If the diagonal advantage holds at 1B+ (own adapter wins by ≥ 5% margin on most users), the production-readiness story closes. Norm-only is the federation's per-user adapter format at any scale; the deployment economics (Kerala fleet at 1.9 GB total adapter storage) are real.

If it doesn't, the federation needs a richer adapter format than norm-only at scale. The catalogue's contingency plan would be:

  • LoRA-r4 as the production default at 1B+. 3 MB per user instead of 9 KB. Kerala fleet adapter storage becomes 215k × 3 MB = 645 GB. Significantly larger but still tractable for centralised storage; per-device this is mostly fine.
  • Hierarchical adapters. Cluster adapters (low-MB scale) per user-cluster + small per-user adapters for the within-cluster signal. The Bet 54 cross-user averaging result is mostly negative, but tight clusters of similar users may share an adapter usefully.
  • Adapter quantisation. Bet 53 was borderline at 30M; at 1B the per-user signal might be larger relative to quantisation noise, making int8 adapter compression viable. Untested.
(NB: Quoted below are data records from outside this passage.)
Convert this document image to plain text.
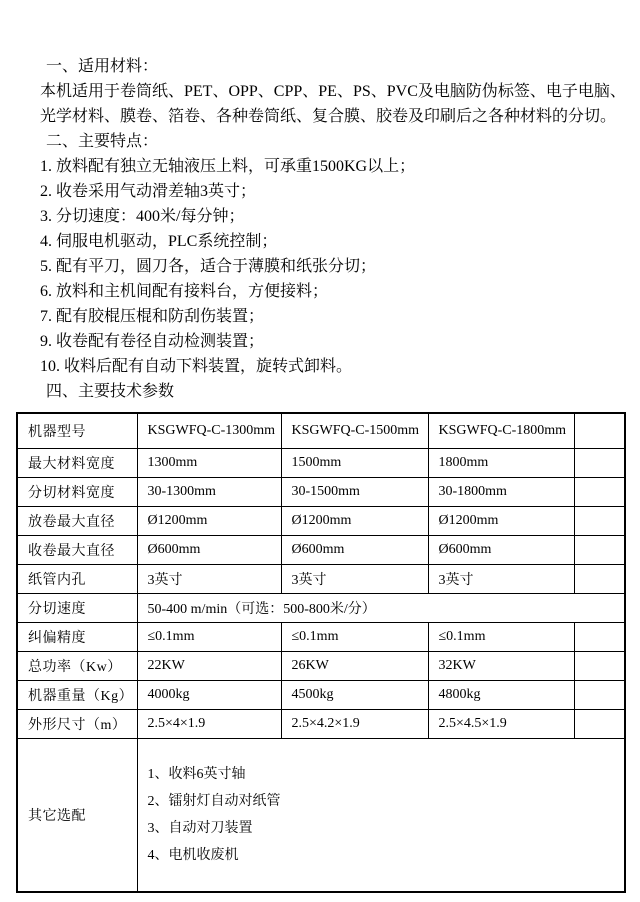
一、适用材料：

本机适用于卷筒纸、PET、OPP、CPP、PE、PS、PVC及电脑防伪标签、电子电脑、

光学材料、膜卷、箔卷、各种卷筒纸、复合膜、胶卷及印刷后之各种材料的分切。

二、主要特点：

1. 放料配有独立无轴液压上料，可承重1500KG以上；

2. 收卷采用气动滑差轴3英寸；

3. 分切速度：400米/每分钟；

4. 伺服电机驱动，PLC系统控制；

5. 配有平刀，圆刀各，适合于薄膜和纸张分切；

6. 放料和主机间配有接料台，方便接料；

7. 配有胶棍压棍和防刮伤装置；

9. 收卷配有卷径自动检测装置；

10. 收料后配有自动下料装置，旋转式卸料。

四、主要技术参数

机器型号	KSGWFQ-C-1300mm	KSGWFQ-C-1500mm	KSGWFQ-C-1800mm	
最大材料宽度	1300mm	1500mm	1800mm	
分切材料宽度	30-1300mm	30-1500mm	30-1800mm	
放卷最大直径	Ø1200mm	Ø1200mm	Ø1200mm	
收卷最大直径	Ø600mm	Ø600mm	Ø600mm	
纸管内孔	3英寸	3英寸	3英寸	
分切速度	50-400 m/min（可选：500-800米/分）			
纠偏精度	≤0.1mm	≤0.1mm	≤0.1mm	
总功率（Kw）	22KW	26KW	32KW	
机器重量（Kg）	4000kg	4500kg	4800kg	
外形尺寸（m）	2.5×4×1.9	2.5×4.2×1.9	2.5×4.5×1.9	
其它选配	1、收料6英寸轴
2、镭射灯自动对纸管
3、自动对刀装置
4、电机收废机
The catalogue's role is to keep this contingency tree explicit. The federation hasn't committed to "norm-only forever"; it's committed to "norm-only is the production default while it works, and we have known fallbacks if it doesn't."

How this connects to other open questions

The 1B+ experiment depends on real-user data that the bets harness doesn't have. Getting that data is partly a partnerships problem (the Kerala IT@School pilot open question is the obvious path), partly a technical problem (privacy-preserving anonymisation, federated data collection), and partly a methodology problem (how to construct held-out splits from naturally heterogeneous user corpora).

The 1B+ experiment is also gated by real-WAN throughput to some degree — if the federation's network behaviour at 1B is dominated by per-token network costs, the personalisation analysis has to factor that in. At 30M, network costs are negligible; at 1B, they're potentially significant.

Until this experiment runs, every claim about the federation's per-user adapter is scoped to the 30M scale on clean prose. That scope is much narrower than the deployment story implies. Acknowledging the gap is what the Open Questions chapter is for.

Why this stays open

The bet hasn't run because the necessary inputs (user data, compute budget, evaluation infrastructure at scale) haven't been simultaneously available. Each one is achievable individually; the combination requires either a partnership (Kerala) or a substantial single-investigator commitment (compute + data + time). The catalogue's discipline is to be explicit about what's scoped and what isn't.

The catalogue's strongest current claim about per-user adapters is "feasible at 30M scale on clean prose, with the personalisation signal isolated by Bet 61 at 5–29% per user." That's a calibrated claim, not a marketing claim. The federation deployment story is built on it, with the explicit qualifier that the 1B+ extension is open work the catalogue hasn't completed.

When this question resolves — in either direction — it will be the most consequential update to the catalogue. Until then, the federation's per-user adapter story has a known scoping limit, and the catalogue is honest about it.